The group said in a statement that it has done nothing wrong. It added that it holds itself to the “highest standards of compliance.” Sharing the statement on Twitter, Yamini Aiyar, CPR’s President and Chief Executive, said: “We have extended full cooperation to the department during the survey and will continue to do so in future.”

“We hold ourselves to the highest standards of compliance and are confident that we have done nothing wrong. We are committed to working with the authorities to address any questions they might have. We remain committed to our mission to provide rigorous research to policy making in India,” CPR said.

Have recent writings ruffled Centre’s feathers?

More recently, Aiyar was critical of Prime Minister Narendra Modi’s revadi (freebie) culture remark, in a piece for Indian Express. She called the remarks a “thinly disguised attempt to delegitimise welfare announcements by political opponents.”

Perhaps out of all the pieces that were highly critical of government policies, the one on the PM’s Independence Day speech drew maximum attention.

“This emphasis on duties has been an oft-repeated appeal by the PM. I have no quibble with a discourse on citizens’ duties, indeed all citizens are duty-bound. The challenge is in how the terms of this discourse have been framed, casting the government’s obligation vis-à-vis the, citizen not in terms of ‘rights’ but in terms of her being the ‘beneficiary’ or ‘labharthi’ and therefore bearing duties in return for what the government doles out,” expressed Aiyar in a blog post.

Budget and politics in pandemic times

Commenting on the Union Budget 2022-23, Aiyar contended that the emphasis on capital expenditure over welfare in the two budgets announced during the pandemic was a mere continuation of a shift in political narrative toward “market-friendly reforms” that began with the Modi government’s re-election in 2019.
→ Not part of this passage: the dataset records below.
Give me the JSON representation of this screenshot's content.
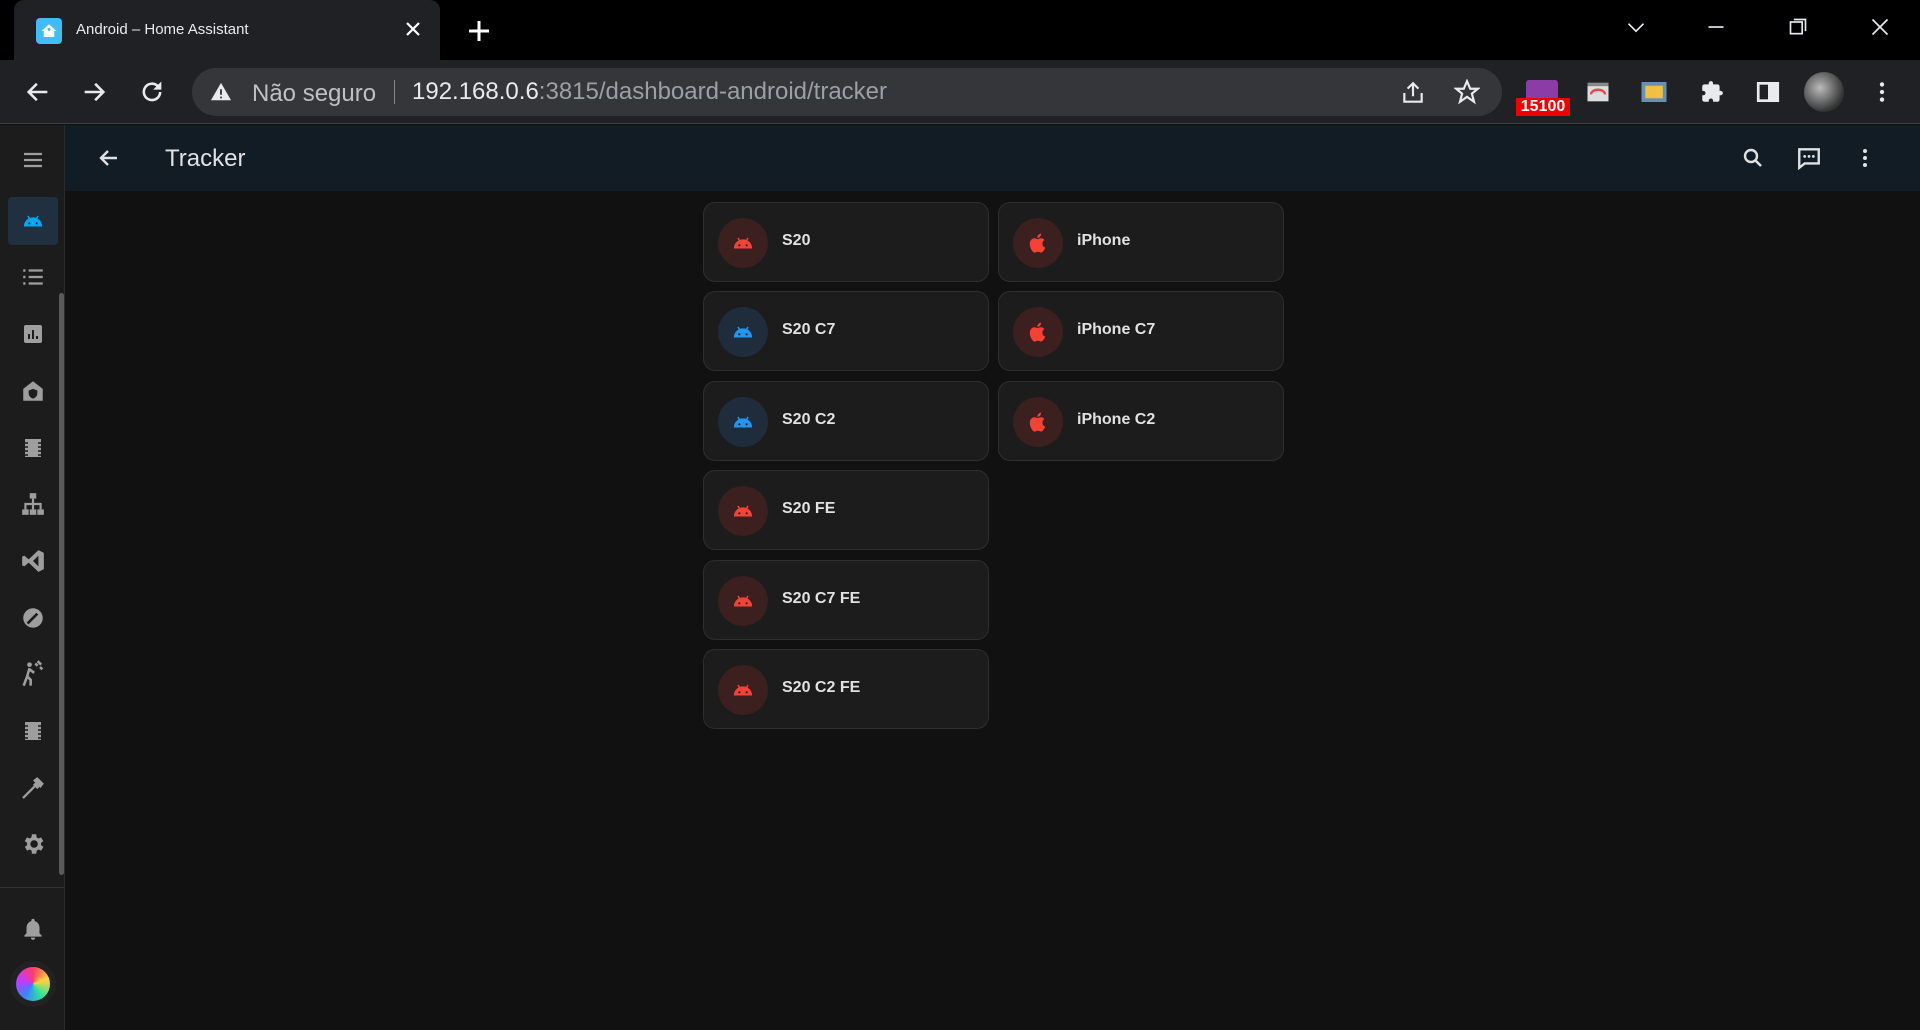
{
  "browser": {
    "tab_title": "Android – Home Assistant",
    "security_label": "Não seguro",
    "url_host": "192.168.0.6",
    "url_rest": ":3815/dashboard-android/tracker",
    "extension_badge": "15100"
  },
  "header": {
    "title": "Tracker"
  },
  "sidebar": {
    "items": [
      {
        "icon": "android-icon",
        "active": true
      },
      {
        "icon": "format-list-icon"
      },
      {
        "icon": "chart-box-icon"
      },
      {
        "icon": "home-shield-icon"
      },
      {
        "icon": "film-strip-icon"
      },
      {
        "icon": "sitemap-icon"
      },
      {
        "icon": "vscode-icon"
      },
      {
        "icon": "speedometer-icon"
      },
      {
        "icon": "motion-walk-icon"
      },
      {
        "icon": "film-strip-icon"
      },
      {
        "icon": "hammer-icon"
      },
      {
        "icon": "cog-icon"
      }
    ]
  },
  "cards": [
    {
      "label": "S20",
      "icon": "android-icon",
      "color": "#f44336"
    },
    {
      "label": "iPhone",
      "icon": "apple-icon",
      "color": "#f44336"
    },
    {
      "label": "S20 C7",
      "icon": "android-icon",
      "color": "#2196f3"
    },
    {
      "label": "iPhone C7",
      "icon": "apple-icon",
      "color": "#f44336"
    },
    {
      "label": "S20 C2",
      "icon": "android-icon",
      "color": "#2196f3"
    },
    {
      "label": "iPhone C2",
      "icon": "apple-icon",
      "color": "#f44336"
    },
    {
      "label": "S20 FE",
      "icon": "android-icon",
      "color": "#f44336"
    },
    {
      "label": "S20 C7 FE",
      "icon": "android-icon",
      "color": "#f44336"
    },
    {
      "label": "S20 C2 FE",
      "icon": "android-icon",
      "color": "#f44336"
    }
  ]
}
Also read: Oxfam, Jamia, IIT, IMA among more than 12,000 entities to lose FCRA licence

She also argued how severe critical schemes that provide basic public services — education, nutrition, and even the flagship drinking water scheme  —  have been delayed or reduced spending in the fiscal. Calculations by the CPR’s Accountability Initiative pointed out that until December 2021, only half of the year’s annual budgetary allocations had been released for these key schemes. The Revised Estimates for FY 2021-22 are much lower for many of these critical schemes compared with Budget Estimates at the start of the year.

Survey vs search

Governmental agency officials have clearly defined the difference between a ‘survey’ and a ‘search’. A survey operation is limited in its scope, as the agency visits the commercial premises, usually during the office hours, and can only impound the transaction records for scrutiny and seek clarification from the persons concerned. 

A search, on the other hand, is an exhaustive exercise wherein all the locations limited to assessee could be covered and documents cash and valuables seized.

Accountability initiative

The Accountability Initiative has pioneered a new approach to tracking public expenditure for social policy programmes, and is widely recognised for running the country’s largest expenditure tracking survey in elementary education. Aiyar founded the Accountability Initiative at CPR. It has provided significant research in areas of governance, social policy and state capacity.

What is CPR?

According to its website, CPR is a “nonprofit and, non-partisan, independent institution dedicated to conducting research that contributes to high quality scholarship, better policies, and a more robust public discussion about issues that impact life in India”. 

CPR receives grants from the Indian Council for Social Science Research and is a Department of Science and Technology recognised institution. It also receives grants from a variety of domestic and international sources.